In contrast, the biopharmaceuticals sector has seen a 'big breakout.' For example, since entering 2026, Duality Biologics (09606.HK) $DUALITYBIO-B (09606.HK)$ has risen by more than 20% at one point, and Innovent Bio (01801.HK) $INNOVENT BIO (01801.HK)$ has also gained as much as 10% since the start of the year. Smaller enterprises in the industry, like Lee's Pharm (00950.HK) $LEE'S PHARM (00950.HK)$ have seen increases of up to 5%.
Standing at this point in early 2026, we may as well reorganize our analytical framework for the Hong Kong stock market to look ahead to Hong Kong's capital markets in 2026.
Core argument of this article:
First, the recent fluctuations in the Hong Kong stock market are mainly due to liquidity contraction caused by deposit migration, which will not alter the positive trend expected in the medium to long term;
Second, these risks will be mitigated by the influence of the newly appointed Federal Reserve Chair;
Third, the biopharmaceuticals sector in the Hong Kong stock market will have significant highlights in 2026.
Root Cause of Short-term Volatility in Hong Kong Stocks: Shift in Deposits
Previously, we considered 'offshore RMB' as the anchor for liquidity in Hong Kong stocks, leading to the reaction chain: 'appreciation of offshore RMB – market buys RMB and sells HKD – ample HKD liquidity – positive for capital markets.'

The success of DeepSeek and the Federal Reserve's interest rate cuts coincided in 2025. The former enhanced the valuation capabilities of Chinese tech companies listed abroad, while the latter brought overflowing US dollar liquidity into the Hong Kong market. Under the influence of these two factors, the two broken lines in the above chart show a high negative correlation, consistent with our previous analytical framework.
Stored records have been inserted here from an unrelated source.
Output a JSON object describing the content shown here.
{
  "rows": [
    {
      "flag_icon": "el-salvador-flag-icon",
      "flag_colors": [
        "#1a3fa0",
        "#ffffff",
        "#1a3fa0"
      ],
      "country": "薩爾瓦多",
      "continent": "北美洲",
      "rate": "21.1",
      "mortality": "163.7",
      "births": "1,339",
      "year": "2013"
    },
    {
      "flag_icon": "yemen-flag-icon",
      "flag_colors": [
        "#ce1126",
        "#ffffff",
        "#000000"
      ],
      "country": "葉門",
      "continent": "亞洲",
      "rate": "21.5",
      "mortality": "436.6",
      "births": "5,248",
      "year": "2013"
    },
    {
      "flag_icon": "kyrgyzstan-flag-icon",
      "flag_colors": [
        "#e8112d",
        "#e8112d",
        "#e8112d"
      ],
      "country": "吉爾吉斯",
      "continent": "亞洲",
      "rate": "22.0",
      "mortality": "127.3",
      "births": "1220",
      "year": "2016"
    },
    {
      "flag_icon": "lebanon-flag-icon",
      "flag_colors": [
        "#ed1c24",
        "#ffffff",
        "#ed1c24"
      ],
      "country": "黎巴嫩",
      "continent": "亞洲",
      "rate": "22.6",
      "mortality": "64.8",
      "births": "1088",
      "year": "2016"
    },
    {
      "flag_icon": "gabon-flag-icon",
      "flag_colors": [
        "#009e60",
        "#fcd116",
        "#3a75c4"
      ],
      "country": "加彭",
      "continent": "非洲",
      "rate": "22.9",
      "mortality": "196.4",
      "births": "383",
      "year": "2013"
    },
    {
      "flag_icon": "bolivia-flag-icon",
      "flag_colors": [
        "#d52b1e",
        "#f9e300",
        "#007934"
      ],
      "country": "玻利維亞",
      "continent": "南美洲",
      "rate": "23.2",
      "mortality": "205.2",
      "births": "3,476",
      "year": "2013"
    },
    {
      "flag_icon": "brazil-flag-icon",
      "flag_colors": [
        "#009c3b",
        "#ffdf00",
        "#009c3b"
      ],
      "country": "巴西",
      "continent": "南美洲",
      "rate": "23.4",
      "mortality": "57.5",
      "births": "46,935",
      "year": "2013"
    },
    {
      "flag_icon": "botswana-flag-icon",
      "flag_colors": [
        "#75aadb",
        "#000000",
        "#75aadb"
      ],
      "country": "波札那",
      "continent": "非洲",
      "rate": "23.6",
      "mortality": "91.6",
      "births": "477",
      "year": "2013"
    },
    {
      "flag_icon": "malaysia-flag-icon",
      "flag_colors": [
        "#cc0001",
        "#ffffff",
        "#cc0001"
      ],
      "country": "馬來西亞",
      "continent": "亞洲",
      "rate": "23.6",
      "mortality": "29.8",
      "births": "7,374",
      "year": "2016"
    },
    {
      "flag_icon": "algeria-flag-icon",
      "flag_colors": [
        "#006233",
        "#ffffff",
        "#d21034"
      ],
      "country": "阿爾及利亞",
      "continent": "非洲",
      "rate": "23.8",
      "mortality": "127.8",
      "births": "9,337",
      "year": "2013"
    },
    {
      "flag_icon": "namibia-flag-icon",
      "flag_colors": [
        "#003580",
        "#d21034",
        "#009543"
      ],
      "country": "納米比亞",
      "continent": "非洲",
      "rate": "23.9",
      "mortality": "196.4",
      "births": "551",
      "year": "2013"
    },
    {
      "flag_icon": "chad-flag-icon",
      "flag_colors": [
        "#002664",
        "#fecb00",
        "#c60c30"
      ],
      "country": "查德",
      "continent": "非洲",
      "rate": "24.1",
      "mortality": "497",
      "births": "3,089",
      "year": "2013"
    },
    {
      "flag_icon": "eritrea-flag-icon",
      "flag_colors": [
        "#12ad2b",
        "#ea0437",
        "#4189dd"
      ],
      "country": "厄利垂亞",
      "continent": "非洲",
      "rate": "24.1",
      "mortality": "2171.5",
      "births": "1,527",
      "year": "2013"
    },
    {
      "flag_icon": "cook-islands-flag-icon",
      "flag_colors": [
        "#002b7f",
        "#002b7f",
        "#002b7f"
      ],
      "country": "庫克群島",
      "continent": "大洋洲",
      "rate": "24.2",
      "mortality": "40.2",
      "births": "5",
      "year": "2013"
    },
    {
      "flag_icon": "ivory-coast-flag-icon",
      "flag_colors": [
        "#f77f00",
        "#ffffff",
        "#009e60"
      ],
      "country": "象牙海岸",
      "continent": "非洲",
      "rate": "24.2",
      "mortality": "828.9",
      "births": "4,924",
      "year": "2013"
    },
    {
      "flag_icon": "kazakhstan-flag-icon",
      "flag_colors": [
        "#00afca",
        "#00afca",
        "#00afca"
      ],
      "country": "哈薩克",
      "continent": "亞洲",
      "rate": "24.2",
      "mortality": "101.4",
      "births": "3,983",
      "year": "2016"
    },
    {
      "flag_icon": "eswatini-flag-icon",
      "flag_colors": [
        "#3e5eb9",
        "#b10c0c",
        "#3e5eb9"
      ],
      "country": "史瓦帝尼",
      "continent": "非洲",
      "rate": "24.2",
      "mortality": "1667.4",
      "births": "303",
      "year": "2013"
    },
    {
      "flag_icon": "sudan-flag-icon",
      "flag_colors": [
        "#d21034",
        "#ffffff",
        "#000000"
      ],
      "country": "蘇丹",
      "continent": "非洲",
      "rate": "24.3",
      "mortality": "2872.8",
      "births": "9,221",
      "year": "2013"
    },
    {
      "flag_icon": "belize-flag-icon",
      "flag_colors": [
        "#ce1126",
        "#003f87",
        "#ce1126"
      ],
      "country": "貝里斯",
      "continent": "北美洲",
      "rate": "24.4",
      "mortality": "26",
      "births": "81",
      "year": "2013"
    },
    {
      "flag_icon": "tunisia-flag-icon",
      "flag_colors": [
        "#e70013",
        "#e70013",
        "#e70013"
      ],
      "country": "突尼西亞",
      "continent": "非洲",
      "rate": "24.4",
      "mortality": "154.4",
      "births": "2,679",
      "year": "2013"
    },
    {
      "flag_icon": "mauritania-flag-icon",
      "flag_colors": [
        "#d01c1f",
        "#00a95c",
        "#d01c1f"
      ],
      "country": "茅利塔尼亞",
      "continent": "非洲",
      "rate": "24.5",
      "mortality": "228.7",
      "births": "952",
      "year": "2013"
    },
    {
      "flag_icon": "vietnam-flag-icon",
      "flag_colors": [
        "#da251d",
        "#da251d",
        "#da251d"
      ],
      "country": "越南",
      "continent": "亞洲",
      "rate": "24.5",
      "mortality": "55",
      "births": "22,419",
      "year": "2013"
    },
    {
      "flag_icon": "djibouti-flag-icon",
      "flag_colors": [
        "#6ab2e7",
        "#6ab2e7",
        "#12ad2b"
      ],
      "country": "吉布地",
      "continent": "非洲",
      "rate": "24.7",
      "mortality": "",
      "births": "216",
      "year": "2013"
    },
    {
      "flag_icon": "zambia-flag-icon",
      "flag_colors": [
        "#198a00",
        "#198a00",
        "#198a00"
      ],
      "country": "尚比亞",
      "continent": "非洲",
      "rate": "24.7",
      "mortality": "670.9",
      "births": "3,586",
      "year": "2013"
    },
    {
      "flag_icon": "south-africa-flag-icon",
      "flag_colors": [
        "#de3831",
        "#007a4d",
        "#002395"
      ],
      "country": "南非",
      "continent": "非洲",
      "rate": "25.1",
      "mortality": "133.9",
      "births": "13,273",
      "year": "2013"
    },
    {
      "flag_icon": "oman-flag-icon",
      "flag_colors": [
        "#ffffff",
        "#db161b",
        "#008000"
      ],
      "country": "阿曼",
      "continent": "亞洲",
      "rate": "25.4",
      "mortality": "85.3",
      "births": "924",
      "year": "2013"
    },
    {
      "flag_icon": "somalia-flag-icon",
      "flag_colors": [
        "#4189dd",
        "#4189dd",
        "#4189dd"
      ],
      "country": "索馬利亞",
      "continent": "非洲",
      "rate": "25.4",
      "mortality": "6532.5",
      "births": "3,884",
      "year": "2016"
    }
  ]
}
However, after late November, while offshore RMB maintained its appreciation trend, the Hang Seng Index entered an adjustment phase, breaking the original growth trajectory. As a result, market noise increased, and how to scientifically evaluate the relationship between liquidity and Hong Kong stocks was once again placed before us.

Before this, some institutions had already explained the above phenomenon from the perspective of 'southbound funds,' originating from the 'Guidance on Performance Evaluation Management for Fund Management Companies (Draft for Comments)' issued by regulators on December 6th, which requires fund companies to establish a performance evaluation system centered on investment returns and strengthen benchmark constraints.
As of the third quarter, mainland active equity funds had an excess allocation of approximately RMB 198 billion in Hong Kong stocks, with their Hong Kong stock holdings accounting for 30.8% of their total equity positions, while the proportion of Hong Kong stocks in their performance benchmarks was only 17%. This significant over-allocation raised concerns in the market that portfolio adjustments might lead to capital outflows.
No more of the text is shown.